When I photographed New York Occupy in the fall, I never experienced any hostility from Occupiers, nor did I see any protesters being hostile to other reporters. That was consistent with my experience covering protests over the years, including some with a rowdy anarchist presence.
When I covered the Republican National Convention in St. Paul-Minneapolis in 2008, some self-proclaimed, black-clad anarchists invited indy media to "embed" with them as they ran around town setting fire to dumpsters and knocking over newspaper boxes. I declined, but the offer was there.
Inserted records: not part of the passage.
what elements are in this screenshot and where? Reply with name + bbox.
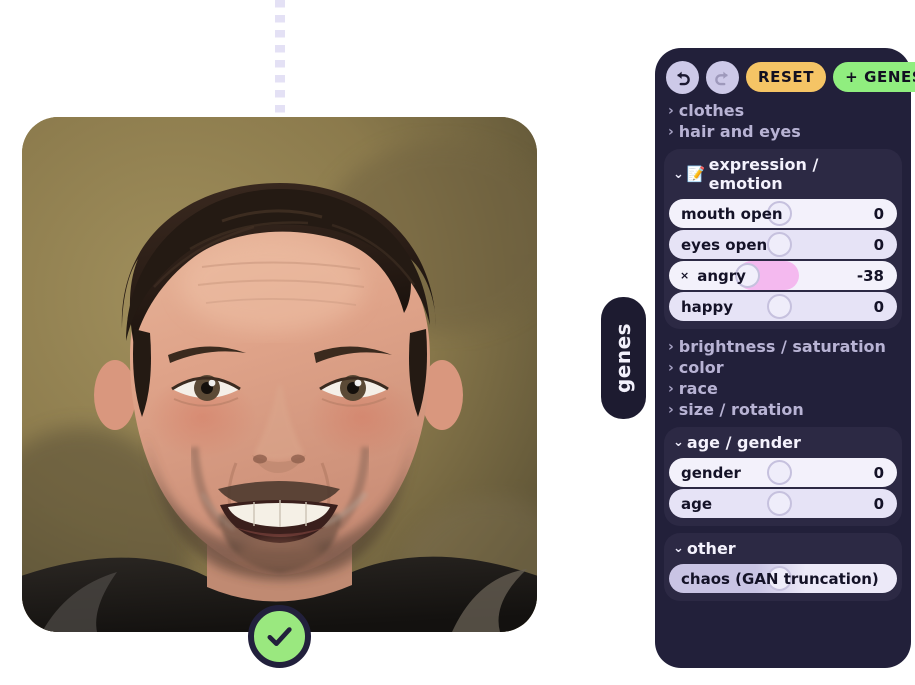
chevron-right-icon: › [668,338,674,355]
slider-row-eyes-open[interactable]: eyes open 0 [669,230,897,259]
collapsed-group-hair-and-eyes[interactable]: › hair and eyes [664,121,902,142]
genes-tab-label: genes [611,322,636,394]
chevron-right-icon: › [668,401,674,418]
portrait-canvas [22,117,537,632]
remove-gene-icon[interactable]: × [669,269,691,282]
panel-toolbar: RESET + GENES [666,60,915,94]
redo-arrow-icon [715,71,728,85]
collapsed-group-size-rotation[interactable]: › size / rotation [664,399,902,420]
section-title: other [686,539,736,558]
group-label: color [678,358,724,377]
redo-button[interactable] [706,60,739,94]
collapsed-group-clothes[interactable]: › clothes [664,100,902,121]
section-expression-emotion: ⌄ 📝 expression / emotion mouth open 0 eyes… [664,149,902,329]
chevron-right-icon: › [668,359,674,376]
slider-list-expression: mouth open 0 eyes open 0 × angry -38 happy 0 [669,199,897,321]
portrait-image[interactable] [22,117,537,632]
slider-knob[interactable] [767,491,793,516]
group-label: race [678,379,718,398]
portrait-stage [0,0,640,685]
slider-row-age[interactable]: age 0 [669,489,897,518]
slider-label: mouth open [681,204,783,223]
chevron-down-icon: ⌄ [673,166,684,182]
confirm-button[interactable] [248,605,311,668]
chevron-down-icon: ⌄ [673,541,684,556]
section-title: age / gender [686,433,801,452]
slider-label: angry [697,266,746,285]
genes-tab[interactable]: genes [601,297,646,419]
chevron-right-icon: › [668,102,674,119]
dotted-guide-line [275,0,285,122]
slider-list-age-gender: gender 0 age 0 [669,458,897,518]
group-label: clothes [678,101,745,120]
group-label: brightness / saturation [678,337,886,356]
slider-label: age [681,494,713,513]
chevron-right-icon: › [668,123,674,140]
collapsed-group-brightness-saturation[interactable]: › brightness / saturation [664,336,902,357]
memo-icon: 📝 [686,164,706,183]
slider-label: chaos (GAN truncation) [681,569,879,588]
slider-value: 0 [873,204,884,223]
slider-knob[interactable] [767,460,793,485]
collapsed-groups-middle: › brightness / saturation › color › race › size… [664,336,902,420]
check-icon [267,627,292,647]
slider-value: 0 [873,494,884,513]
slider-list-other: chaos (GAN truncation) [669,564,897,593]
collapsed-group-race[interactable]: › race [664,378,902,399]
undo-button[interactable] [666,60,699,94]
slider-knob[interactable] [767,232,793,257]
slider-row-gender[interactable]: gender 0 [669,458,897,487]
undo-arrow-icon [677,71,690,85]
section-age-gender: ⌄ age / gender gender 0 age 0 [664,427,902,526]
slider-label: eyes open [681,235,768,254]
slider-value: -38 [856,266,884,285]
reset-button[interactable]: RESET [746,62,827,92]
section-header-expression[interactable]: ⌄ 📝 expression / emotion [669,153,897,197]
slider-label: happy [681,297,734,316]
chevron-right-icon: › [668,380,674,397]
section-header-age-gender[interactable]: ⌄ age / gender [669,431,897,456]
section-other: ⌄ other chaos (GAN truncation) [664,533,902,601]
slider-row-angry[interactable]: × angry -38 [669,261,897,290]
slider-label: gender [681,463,741,482]
chevron-down-icon: ⌄ [673,435,684,450]
genes-panel: RESET + GENES ›clothes›hair and eyes ⌄ 📝… [655,48,915,668]
section-header-other[interactable]: ⌄ other [669,537,897,562]
slider-row-chaos-gan-truncation[interactable]: chaos (GAN truncation) [669,564,897,593]
slider-row-mouth-open[interactable]: mouth open 0 [669,199,897,228]
add-genes-button[interactable]: + GENES [833,62,915,92]
collapsed-group-color[interactable]: › color [664,357,902,378]
group-label: hair and eyes [678,122,801,141]
slider-value: 0 [873,297,884,316]
section-title: expression / emotion [708,155,819,193]
slider-row-happy[interactable]: happy 0 [669,292,897,321]
collapsed-groups-top: › clothes › hair and eyes [664,100,902,142]
slider-value: 0 [873,235,884,254]
slider-knob[interactable] [767,294,793,319]
group-label: size / rotation [678,400,804,419]
slider-value: 0 [873,463,884,482]
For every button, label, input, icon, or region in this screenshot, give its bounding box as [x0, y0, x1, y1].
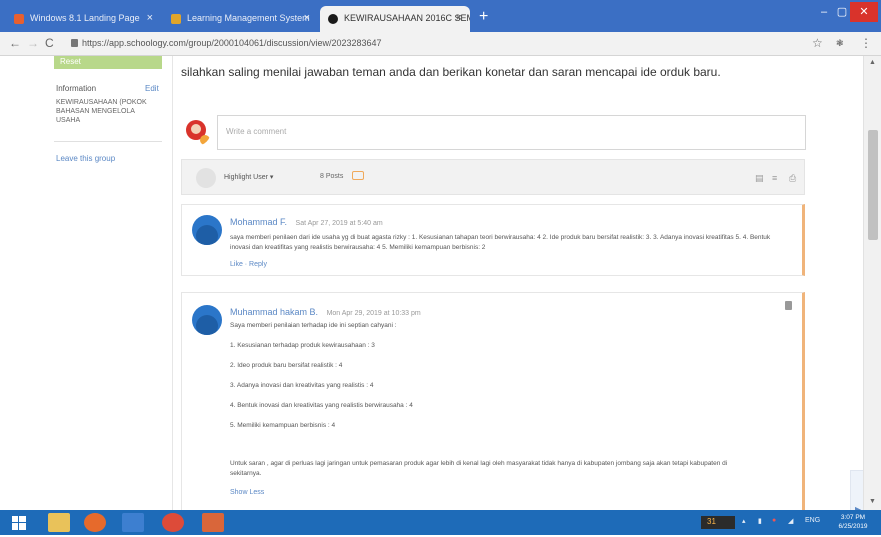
post-author[interactable]: Muhammad hakam B. Mon Apr 29, 2019 at 10…	[230, 307, 421, 317]
post-body: saya memberi penilaen dari ide usaha yg …	[230, 234, 771, 251]
new-tab-button[interactable]: +	[479, 8, 488, 26]
reload-icon[interactable]: C	[45, 36, 54, 50]
post-date: Sat Apr 27, 2019 at 5:40 am	[295, 220, 383, 227]
system-clock[interactable]: 3:07 PM 6/25/2019	[829, 513, 877, 531]
maximize-button[interactable]: ▢	[835, 2, 849, 22]
file-explorer-icon[interactable]	[48, 513, 70, 532]
rating-item: 2. Ideo produk baru bersifat realistik :…	[230, 362, 343, 369]
discussion-main: silahkan saling menilai jawaban teman an…	[172, 56, 812, 510]
current-user-avatar	[181, 116, 211, 146]
discussion-post: Muhammad hakam B. Mon Apr 29, 2019 at 10…	[181, 292, 805, 510]
clock-time: 3:07 PM	[840, 514, 866, 521]
close-tab-icon[interactable]: ×	[147, 12, 153, 24]
powerpoint-app-icon[interactable]	[202, 513, 224, 532]
post-date: Mon Apr 29, 2019 at 10:33 pm	[326, 310, 421, 317]
comment-input[interactable]: Write a comment	[217, 115, 806, 150]
tab-label: KEWIRAUSAHAAN 2016C SEMES	[344, 13, 470, 23]
bookmark-star-icon[interactable]: ☆	[812, 36, 823, 50]
group-sidebar: Reset Information Edit KEWIRAUSAHAAN (PO…	[0, 56, 170, 510]
windows-tab-icon	[14, 14, 24, 24]
scroll-down-icon[interactable]: ▼	[869, 498, 876, 505]
posts-count: 8 Posts	[320, 173, 344, 180]
sidebar-green-button[interactable]: Reset	[54, 56, 162, 69]
like-reply-links[interactable]: Like · Reply	[230, 261, 267, 268]
author-name[interactable]: Muhammad hakam B.	[230, 307, 318, 317]
post-author[interactable]: Mohammad F. Sat Apr 27, 2019 at 5:40 am	[230, 217, 383, 227]
discussion-prompt: silahkan saling menilai jawaban teman an…	[181, 65, 721, 79]
close-tab-icon[interactable]: ×	[456, 12, 462, 24]
leave-group-link[interactable]: Leave this group	[56, 154, 115, 163]
close-tab-icon[interactable]: ×	[304, 12, 310, 24]
post-suggestion: Untuk saran , agar di perluas lagi jarin…	[230, 460, 728, 477]
browser-tab-lms[interactable]: Learning Management System ×	[163, 6, 318, 32]
comments-icon	[352, 171, 364, 180]
clock-date: 6/25/2019	[838, 523, 868, 530]
volume-icon[interactable]: ◢	[788, 517, 793, 525]
tab-label: Learning Management System	[187, 13, 310, 23]
browser-tab-windows[interactable]: Windows 8.1 Landing Page ×	[6, 6, 161, 32]
browser-tab-strip: Windows 8.1 Landing Page × Learning Mana…	[0, 0, 881, 32]
chrome-icon[interactable]	[162, 513, 184, 532]
rating-item: 4. Bentuk inovasi dan kreativitas yang r…	[230, 402, 413, 409]
address-bar: ← → C https://app.schoology.com/group/20…	[0, 32, 881, 56]
lock-icon	[71, 39, 78, 47]
discussion-post: Mohammad F. Sat Apr 27, 2019 at 5:40 am …	[181, 204, 805, 276]
forward-icon[interactable]: →	[27, 36, 39, 50]
threaded-view-icon[interactable]: ≡	[772, 173, 777, 183]
word-app-icon[interactable]	[122, 513, 144, 532]
rating-item: 5. Memiliki kemampuan berbisnis : 4	[230, 422, 336, 429]
delete-icon[interactable]	[785, 301, 792, 310]
browser-menu-icon[interactable]: ⋮	[860, 36, 872, 50]
scroll-up-icon[interactable]: ▲	[869, 59, 876, 66]
scrollbar-thumb[interactable]	[868, 130, 878, 240]
tray-arrow-icon[interactable]: ▴	[742, 517, 746, 525]
rating-item: 1. Kesusianan terhadap produk kewirausah…	[230, 342, 375, 349]
battery-indicator[interactable]: 31	[701, 516, 735, 529]
schoology-tab-icon	[328, 14, 338, 24]
information-heading: Information	[56, 84, 97, 93]
discussion-toolbar: Highlight User ▾ 8 Posts ▤ ≡ ⎙	[181, 159, 805, 195]
language-indicator[interactable]: ENG	[805, 517, 820, 524]
list-view-icon[interactable]: ▤	[755, 173, 764, 184]
extension-icon[interactable]: ❃	[836, 38, 844, 49]
close-window-button[interactable]: ✕	[850, 2, 878, 22]
antivirus-icon[interactable]: ●	[772, 517, 776, 524]
group-information-text: KEWIRAUSAHAAN (POKOK BAHASAN MENGELOLA U…	[56, 99, 147, 124]
tab-label: Windows 8.1 Landing Page	[30, 13, 140, 23]
lms-tab-icon	[171, 14, 181, 24]
firefox-icon[interactable]	[84, 513, 106, 532]
start-button[interactable]	[8, 513, 30, 532]
page-scrollbar[interactable]: ▲ ▼	[863, 56, 881, 510]
browser-tab-schoology[interactable]: KEWIRAUSAHAAN 2016C SEMES ×	[320, 6, 470, 32]
highlight-user-dropdown[interactable]: Highlight User ▾	[224, 173, 273, 181]
information-edit-link[interactable]: Edit	[145, 84, 159, 93]
windows-taskbar: 31 ▴ ▮ ● ◢ ENG 3:07 PM 6/25/2019	[0, 510, 881, 535]
highlight-user-avatar-icon	[196, 168, 216, 188]
post-intro: Saya memberi penilaian terhadap ide ini …	[230, 322, 397, 329]
minimize-button[interactable]: –	[813, 2, 835, 22]
back-icon[interactable]: ←	[9, 36, 21, 50]
page-content: Reset Information Edit KEWIRAUSAHAAN (PO…	[0, 56, 881, 510]
avatar	[192, 215, 222, 245]
sidebar-divider	[54, 141, 162, 142]
author-name[interactable]: Mohammad F.	[230, 217, 287, 227]
show-less-link[interactable]: Show Less	[230, 489, 264, 496]
network-icon[interactable]: ▮	[758, 517, 762, 525]
print-icon[interactable]: ⎙	[789, 173, 796, 184]
avatar	[192, 305, 222, 335]
rating-item: 3. Adanya inovasi dan kreativitas yang r…	[230, 382, 374, 389]
url-field[interactable]: https://app.schoology.com/group/20001040…	[82, 38, 382, 48]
This aggressive attitude, even from a small minority of protesters, strikes me as unprecedented and deeply disturbing.
Activist José Martín halfheartedly tried to justify the violence against photographers to Gothamist by arguing that the protesters acted out of "tactical necessity" to prevent the photographers from documenting illegal activities that might lead to their arrests.
If these activists don't want to get caught, they should either be more law-abiding or more stealthy. If their choice of tactics "necessitates" violence against unarmed photographers in the interests of censorship, they need to rethink their tactics.
While the Gothamist story identifies a real problem, its frame of blaming "anarchists" is potentially misleading. There are all kinds of self-identified anarchists in the Occupy Movement and the vast majority of them, like the vast majority of Occupiers in general, are not threatening the press or anyone else. On the contrary, I get press releases from the Occupy PR team inviting me to cover their actions.
Several of the journalists I talked to stressed that lumping the aggressors together under the banner of "anarchist" may make them seem more unified and coordinated than they actually are.
Some of the online anti-photographers are frustrated with the tenor of the media coverage. Yet their approach could not be more self-defeating. If word gets out that photographers are risking their gear at Occupy events, the only press that will cover these actions are corporate media with company-issued and insured gear. These are the outlets least likely to offer sympathetic coverage to Occupy.